41 Tag der Passionszeit, 14. April 2025
Es war auf einer Jugendfreizeit in Hamburg, damals noch von meiner hessischen Gemeinde aus. Unsere Tochter Tabea war wie meistens mit – sie mag damals sechs oder sieben Jahre alt gewesen sein, aber wo Papa hinfuhr, da wollte sie immer gerne dabei sein. Am Abend saßen wir noch im Bistro in der Jugendherberge mit dem Blick über den Hafen und tranken einen alkoholfreien Cocktail. Die Jugendlichen unterhielten sich nicht gerade leise, Musik lief auch an der Bar, aber Tabea war längst eingeschlafen. Sie lehnte an der Eckbank und schlief tief und fest. Wie schön, wenn man in solchem Trubel einfach schlafen kann!
Jesus schläft auch, erzählt die Bibel. Die anderen im Boot haben alle Hände voll zu tun, ein Sturm tobt, Segel müssen gerafft, Ruder mit aller Kraft auf Kurs gehalten werden, Kommandos werden hin- und hergeschrien gegen die Lautstärke des Sturmes an, Wasser schwappt über die Reling. Und Jesus schläft. Der Tag war lang, er ist erschöpft, hat sich noch ein Kissen geschnappt und ist ganz schnell eingeschlafen.
Und seine Freunde im Boot haben Angst: vor dem Sturm und vor dem Kentern. Sie sind so beschäftigt mit sich, dass sie ihn ganz vergessen. So oft hat er doch schon bewiesen, dass er über besondere Gaben und Kräfte verfügt. Jesus ist mit im Boot, und sie denken gar nicht an ihn. Oder wollen sie seine Ruhe nicht stören? –
Und wir? Wie oft hab ich mich schon in notvollen Situationen abgemüht, den Kopf zermartert, was ich tun kann, gerackert und geschwitzt und kam doch nicht von der Stelle. Wie oft wollte ich mir beweisen, alles im Griff zu haben, jetzt schnell wieder auf Kurs zu kommen und hab mich überschätzt und ihn übersehen. Bis ich endlich daran dachte diesen Jesus herbeizuholen, die Hände zu falten, zu ihm zu beten, ihm meine Angst zu schildern, einfach zu stammeln: Herr, hilf!

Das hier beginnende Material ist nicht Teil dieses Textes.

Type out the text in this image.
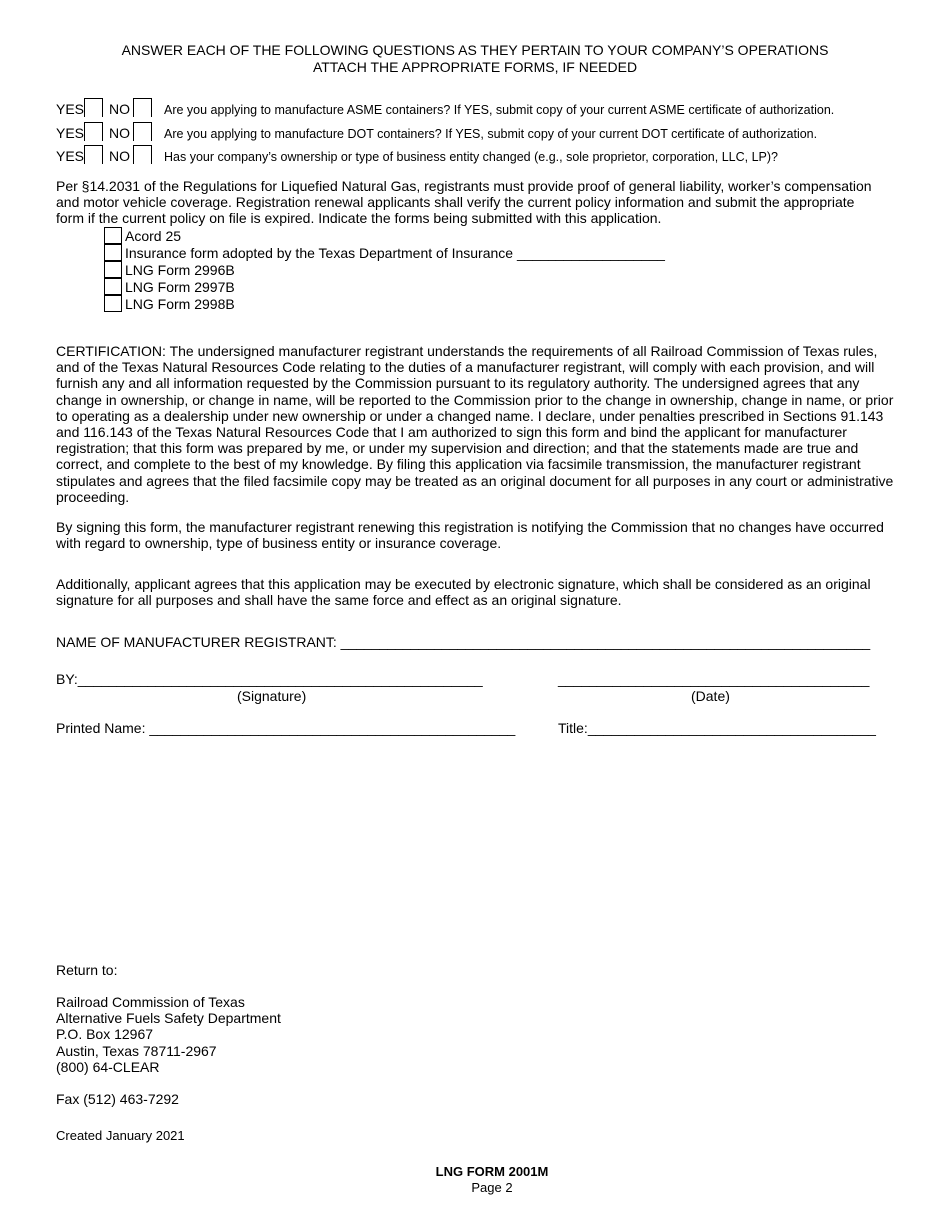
ANSWER EACH OF THE FOLLOWING QUESTIONS AS THEY PERTAIN TO YOUR COMPANY’S OPERATIONS
ATTACH THE APPROPRIATE FORMS, IF NEEDED
YES NO	Are you applying to manufacture ASME containers? If YES, submit copy of your current ASME certificate of authorization.
YES NO	Are you applying to manufacture DOT containers? If YES, submit copy of your current DOT certificate of authorization.
YES NO	Has your company’s ownership or type of business entity changed (e.g., sole proprietor, corporation, LLC, LP)?
Per §14.2031 of the Regulations for Liquefied Natural Gas, registrants must provide proof of general liability, worker’s compensation and motor vehicle coverage. Registration renewal applicants shall verify the current policy information and submit the appropriate form if the current policy on file is expired. Indicate the forms being submitted with this application.
Acord 25
Insurance form adopted by the Texas Department of Insurance ___________________
LNG Form 2996B
LNG Form 2997B
LNG Form 2998B
CERTIFICATION: The undersigned manufacturer registrant understands the requirements of all Railroad Commission of Texas rules, and of the Texas Natural Resources Code relating to the duties of a manufacturer registrant, will comply with each provision, and will furnish any and all information requested by the Commission pursuant to its regulatory authority. The undersigned agrees that any change in ownership, or change in name, will be reported to the Commission prior to the change in ownership, change in name, or prior to operating as a dealership under new ownership or under a changed name. I declare, under penalties prescribed in Sections 91.143 and 116.143 of the Texas Natural Resources Code that I am authorized to sign this form and bind the applicant for manufacturer registration; that this form was prepared by me, or under my supervision and direction; and that the statements made are true and correct, and complete to the best of my knowledge. By filing this application via facsimile transmission, the manufacturer registrant stipulates and agrees that the filed facsimile copy may be treated as an original document for all purposes in any court or administrative proceeding.
By signing this form, the manufacturer registrant renewing this registration is notifying the Commission that no changes have occurred with regard to ownership, type of business entity or insurance coverage.
Additionally, applicant agrees that this application may be executed by electronic signature, which shall be considered as an original signature for all purposes and shall have the same force and effect as an original signature.
NAME OF MANUFACTURER REGISTRANT: ____________________________________________________________________
BY:____________________________________________________	________________________________________
(Signature)	(Date)
Printed Name: _______________________________________________	Title:_____________________________________
Return to:
Railroad Commission of Texas
Alternative Fuels Safety Department
P.O. Box 12967
Austin, Texas 78711-2967
(800) 64-CLEAR
Fax (512) 463-7292
Created January 2021
LNG FORM 2001M
Page 2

In dem Moment, wo sie Jesus wecken und um Hilfe bitten, wird alles gut. Wie selbstverständlich steht Jesus auf. Streckt die Hand aus gegen den Sturm, sagt das erlösende Wort: „Verstumme!“ Und der Wind legt sich. Das Boot kommt wieder in ruhiges Fahrwasser. Und alle kommen wohlbehalten am Ufer an.
Nicht jeder Sturm endet so glimpflich, und nicht immer reicht ein Ruf: „Jesus“, und sofort ist alles wieder gut. Aber es ist der entscheidende Anfang: wenn wir nicht mehr auf das schauen, was uns Angst macht, sondern dorthin, wo Hilfe ist. Wenn wir nicht das betrachten, was uns das Leben schwer macht, sondern zu dem schauen, der uns liebhat und unser Verbündeter ist. „Jesus!“ Ich erlebe das mitunter an einem hektischen Tag. Dass ich auf Kreuz schauen muss, in meinem Zimmer oder in der Kirche, dass ich mich davor setze, zur Ruhe komme, bete. Und auf einmal atme ich tief durch und fühle mich – ja, irgendwie gestärkt, beschützt, gelassener, ruhiger. Es ist einfach gut zu wissen: Jesus sitzt mit im Boot! Bleibt behütet!